J’essaie de déplier les esquilles d’aluminium qui obstruent le mat, mais je comprends vite qu’il m’est impossible d’emmancher le tangon dans l’ouverture du mat, trop de vent, de vagues instables. Je décidé d’utiliser le moignon de mat comme tuteur et j’accroche une des mâchoires du tangon sur l’anneau qui est au pied du mat, celui qui me servait a l’accrocher en bout-dehors, et je le sangle tout le long, verticalement, après avoir passer deux drisses sur la mâchoire qui sera en l’air. C’est solide. J’envoie le tourmentin, je me sers de l’autre drisse comme bastaque, et le bateau devient gouvernable, il repart dans la bonne direction, je suis soulagé.
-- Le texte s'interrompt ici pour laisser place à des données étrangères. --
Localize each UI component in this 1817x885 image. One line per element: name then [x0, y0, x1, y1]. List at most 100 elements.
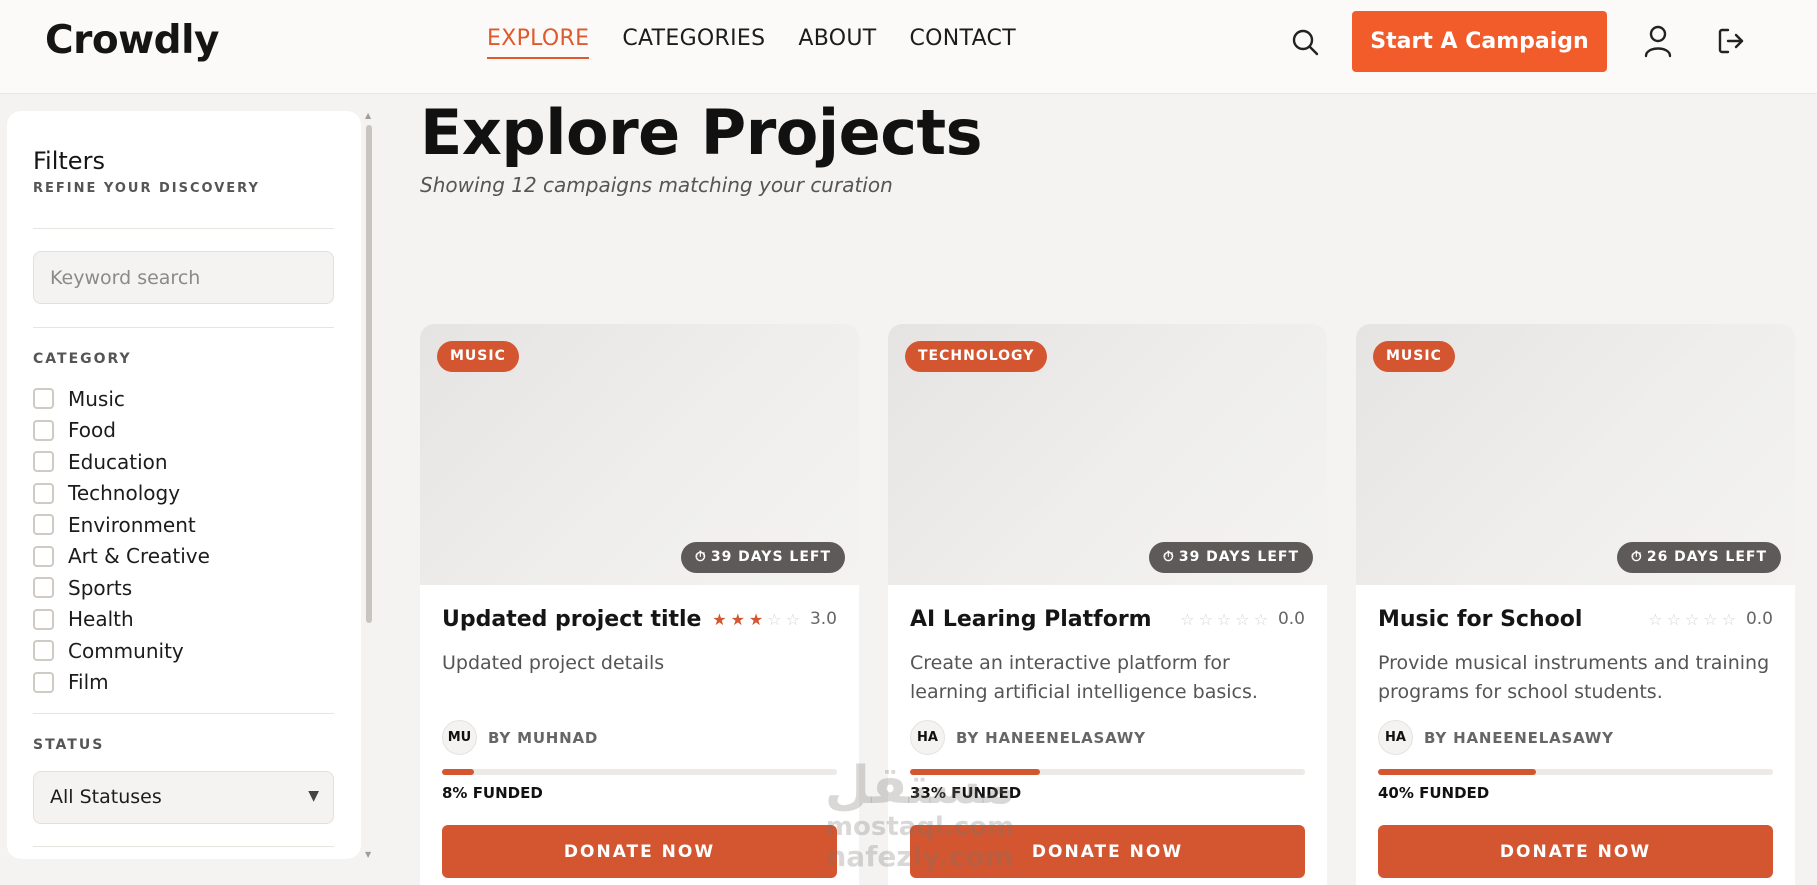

C’est seulement alors que je réalise que le pilote ne fonctionne définitivement plus, que l’odeur de brulé que j’avais senti en cherchant mon tourmentin dans le local technique représente quelque chose de plus grave. Tant pis, je verrais cela plus tard

Je n’ai aucune tristesse, aucun dégoût, aucun dépit mais au contraire heureux du déroulement des événements, je suis vivant, le bateau avance sainement, la suite j’aurais le temps de la décrypter. Je me rends compte que j’ai les mains en sang, que je me suis écorché les doigts malgré les gants, je ne veux pas sentir la douleur mais seulement me projetter dans la suite, je veux recommencer à être.

C’était le jour de mon anniversaire, je me dis que c’est mon cadeau que je le garderai chèrement. Je sais les jours à venir longs, très longs, à ma première hallucination je sais que je ne peux prendre aucun risque, je mets le bateau en travers et je vais me reposer, paisiblement.